When this company shipped product, labels would be applied to the outside of each case picked. Management felt comfortable that extra cases being placed onto trucks would be noticed because they would not have an affixed label. In actuality, it wasn’t difficult to circumvent the system.

By printing duplicate labels, (if questioned, the checker would claim that some of the original labels did not print well, were damaged, or lost) he was able to have extra, unmanifested boxes placed onto the trucks of the drivers he was working in collusion with.  These truckers were able to sell the overloaded product at a steep discount and still make a handsome profit. In no time, the three employees were pocketing more than $10,000 a month in cash.

Management had no idea that they were losing this quantity of product until they took an inventory. The Director of Distribution initially balked at the possibility of theft. However, when the results of the next inventory indicated even more shrinkage, he realized that he could no longer remain in denial.

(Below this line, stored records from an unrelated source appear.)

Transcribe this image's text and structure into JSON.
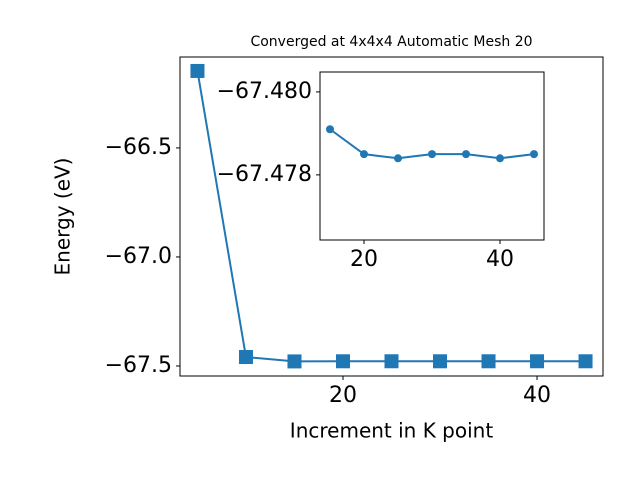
{
  "chart_data": [
    {
      "type": "line",
      "title": "Converged at 4x4x4 Automatic Mesh 20",
      "x_label": "Increment in K point",
      "y_label": "Energy (eV)",
      "x": [
        5,
        10,
        15,
        20,
        25,
        30,
        35,
        40,
        45
      ],
      "series": [
        {
          "color": "#1f77b4",
          "marker": "square",
          "values": [
            -66.147,
            -67.459,
            -67.4791,
            -67.4785,
            -67.4784,
            -67.4785,
            -67.4785,
            -67.4784,
            -67.4785
          ]
        }
      ],
      "xlim": [
        3.2,
        46.8
      ],
      "xticks": [
        20,
        40
      ],
      "ylim": [
        -67.546,
        -66.083
      ],
      "yticks": [
        {
          "value": -67.5,
          "label": "−67.5"
        },
        {
          "value": -67.0,
          "label": "−67.0"
        },
        {
          "value": -66.5,
          "label": "−66.5"
        }
      ]
    },
    {
      "type": "line",
      "x": [
        15,
        20,
        25,
        30,
        35,
        40,
        45
      ],
      "series": [
        {
          "color": "#1f77b4",
          "marker": "circle",
          "values": [
            -67.4791,
            -67.4785,
            -67.4784,
            -67.4785,
            -67.4785,
            -67.4784,
            -67.4785
          ]
        }
      ],
      "xlim": [
        13.53,
        46.47
      ],
      "xticks": [
        20,
        40
      ],
      "ylim": [
        -67.47643,
        -67.48048
      ],
      "yticks": [
        {
          "value": -67.48,
          "label": "−67.480"
        },
        {
          "value": -67.478,
          "label": "−67.478"
        }
      ]
    }
  ]
}
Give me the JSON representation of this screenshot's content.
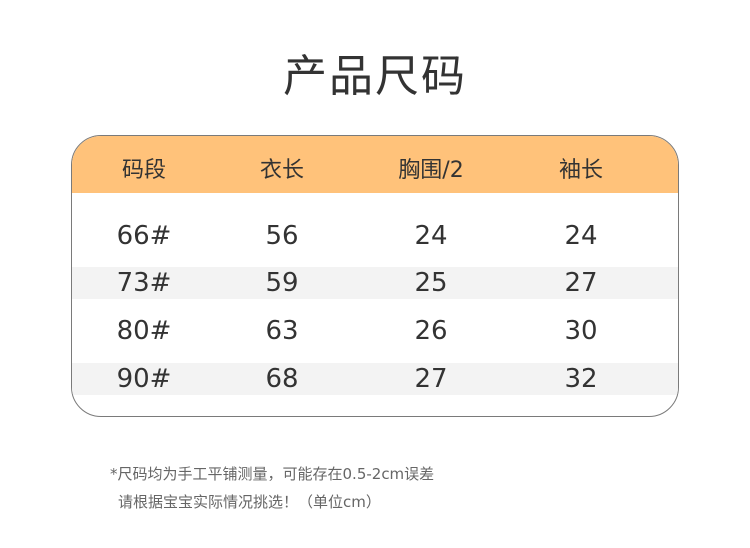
{
  "title": "产品尺码",
  "table": {
    "headers": [
      "码段",
      "衣长",
      "胸围/2",
      "袖长"
    ],
    "rows": [
      [
        "66#",
        "56",
        "24",
        "24"
      ],
      [
        "73#",
        "59",
        "25",
        "27"
      ],
      [
        "80#",
        "63",
        "26",
        "30"
      ],
      [
        "90#",
        "68",
        "27",
        "32"
      ]
    ]
  },
  "notes": [
    "*尺码均为手工平铺测量，可能存在0.5-2cm误差",
    "请根据宝宝实际情况挑选！（单位cm）"
  ],
  "colors": {
    "header": "#FFC27A",
    "stripe": "#F3F3F3"
  }
}
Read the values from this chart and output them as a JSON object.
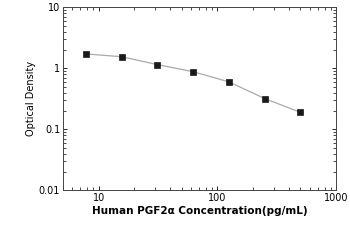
{
  "x": [
    7.8,
    15.6,
    31.25,
    62.5,
    125,
    250,
    500
  ],
  "y": [
    1.72,
    1.55,
    1.15,
    0.88,
    0.6,
    0.32,
    0.19
  ],
  "xlim": [
    5,
    1000
  ],
  "ylim": [
    0.01,
    10
  ],
  "xlabel": "Human PGF2α Concentration(pg/mL)",
  "ylabel": "Optical Density",
  "line_color": "#aaaaaa",
  "marker_color": "#1a1a1a",
  "marker": "s",
  "marker_size": 4,
  "background_color": "#ffffff",
  "spine_color": "#555555",
  "tick_label_size": 7,
  "xlabel_size": 7.5,
  "ylabel_size": 7
}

(1) Although this company had purchased an expensive video system, the dishonest employees knew that no one ever watched the monitors or viewed recorded activity. Additionally, the cameras were not positioned strategically, nor was the right equipment purchased. The bottom line was that the video system didn’t prevent, or even slow down, the ongoing theft activity.

(2) The company failed to provide a risk-free way for employees to report confidential tips. Management assumed that their “open door policy” would be sufficient for workers to report illegal activity.

It was later determined that other workers knew that this checker was stealing, but kept this information to themselves. They were concerned about their identities being leaked if they confided in company executives. Only after the dishonest workers were apprehended did the employees come forward and reveal what they had known all along. If this company had an outsourced 800 tip-line that offered employees complete anonymity, the employees said they would have reported the dishonest checker.

(3) The company did not have an effective security auditing program that prevented and detected shipping dock collusion. Had they maintained periodic monitoring of their drivers and checkers via unannounced security audits, the thieves would have probably been exposed long before the thefts mushroomed into a six figure loss.